Last summer, as a storm over phone hacking raged around Rebekah Brooks, a friend texted her with consoling advice. Not long afterwards, she resigned from her job as the chief executive of News International and was almost immediately arrested and bailed by detectives investigating allegations of phone hacking. The friend who texted, according to a new biography by James Hanning and Francis Elliott, was David Cameron. The authors say that Brooks's husband Charlie told friends about the message, which urged her to "keep her head up and she'd get through her difficulties". That doesn't say much for Cameron's judgement, but it's an insight into the close relationship with Brooks.
Their friendship will come under the spotlight tomorrow when Brooks appears before the Leveson Inquiry. In an eventful week, the inquiry heard yesterday that the News of the World did hack Milly Dowler's phone, but the truth about voicemail deletions might never be known; and Cameron's former communications chief, Andy Coulson, is due to give evidence today.

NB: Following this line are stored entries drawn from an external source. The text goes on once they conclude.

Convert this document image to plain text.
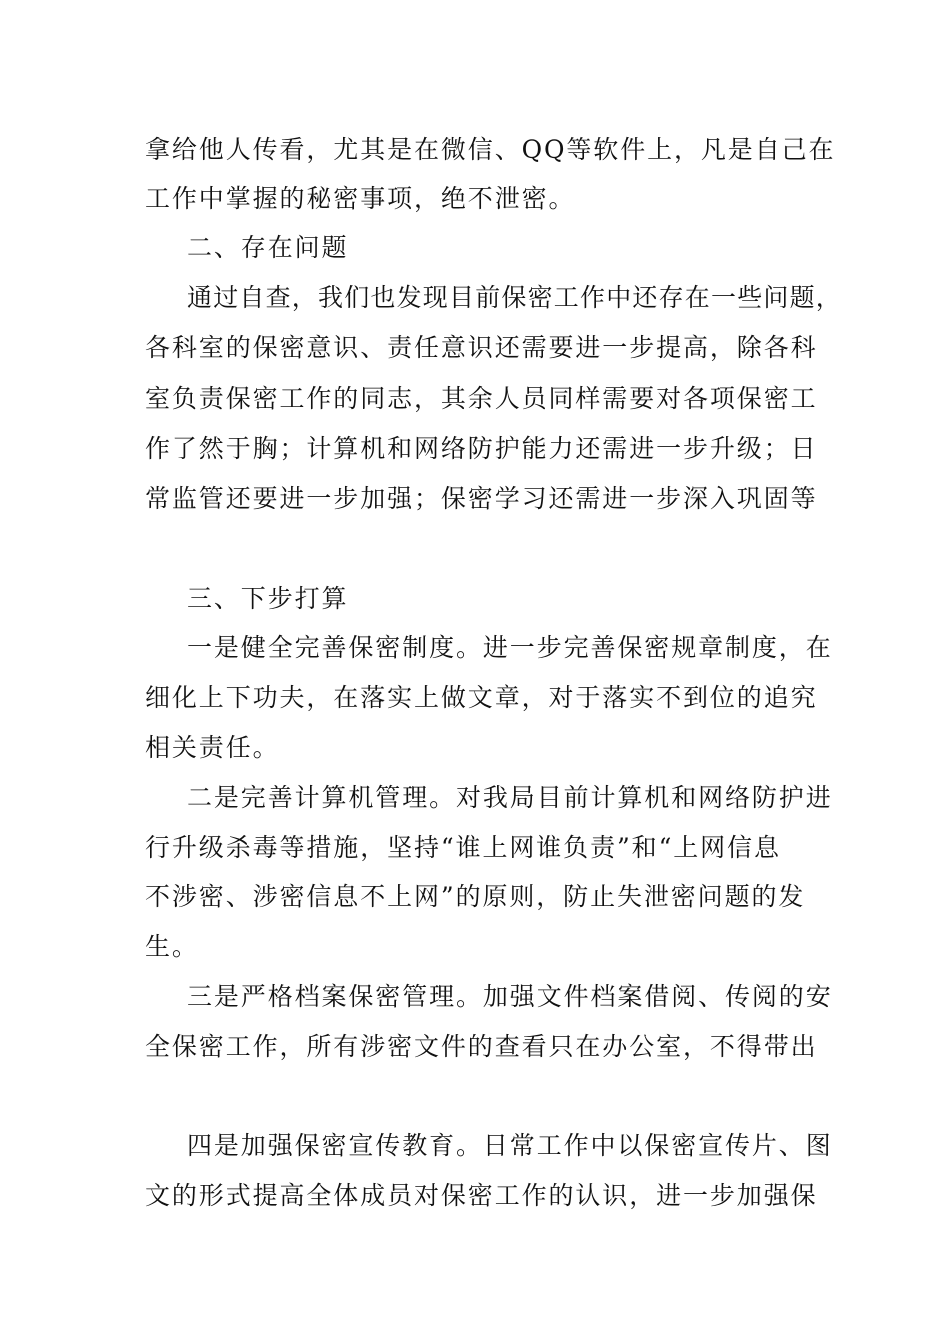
拿给他人传看，尤其是在微信、QQ等软件上，凡是自己在
工作中掌握的秘密事项，绝不泄密。
二、存在问题
通过自查，我们也发现目前保密工作中还存在一些问题，
各科室的保密意识、责任意识还需要进一步提高，除各科
室负责保密工作的同志，其余人员同样需要对各项保密工
作了然于胸；计算机和网络防护能力还需进一步升级；日
常监管还要进一步加强；保密学习还需进一步深入巩固等
三、下步打算
一是健全完善保密制度。进一步完善保密规章制度，在
细化上下功夫，在落实上做文章，对于落实不到位的追究
相关责任。
二是完善计算机管理。对我局目前计算机和网络防护进
行升级杀毒等措施，坚持“谁上网谁负责”和“上网信息
不涉密、涉密信息不上网”的原则，防止失泄密问题的发
生。
三是严格档案保密管理。加强文件档案借阅、传阅的安
全保密工作，所有涉密文件的查看只在办公室，不得带出
四是加强保密宣传教育。日常工作中以保密宣传片、图
文的形式提高全体成员对保密工作的认识，进一步加强保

Last week, Cameron was one of eight Cabinet ministers who made a late application to become "core participants" in the inquiry, allowing them to see key witness statements in advance. After Jeremy Hunt's mauling last month, when the Culture Secretary had no notice of emails handed to the inquiry by James Murdoch, I can see why they were keen to acquire this status. But there's an important question about which parts of their involvement can be funded at public expense.
Last week's application was made by James Eadie QC; as First Treasury Counsel, he has appeared for ministers on government business such as the proposed extradition of Abu Hamza. Yet many of the questions that Cameron faces are about a personal friendship which pre-dates his period in government. And other ministers are likely to be asked about events, such as Hunt's visit to News Corp in 2009, which took place while in Opposition.
I am also a core participant, along with other victims of phone hacking, and we've had to find private sources of funding for legal representation. Yesterday, a Cabinet Office spokesperson told me that "Government is providing legal support for ministers for the parts of their evidence that relate to government business". I'm not sure the distinction is clear, but the Cabinet Office confirmed that it is up to ministers to arrange their own legal representation for evidence relating to the period when they were in Opposition.
Shortly after last summer's text message, Cameron cooled towards Brooks. She didn't want to embarrass him, according to Hanning and Elliott, and he wanted to be able to say they hadn't been in touch. Embarrassment now seems inevitable, along with the intriguing prospect of Cabinet ministers having to urgently consult lawyers about what is and isn't "government business".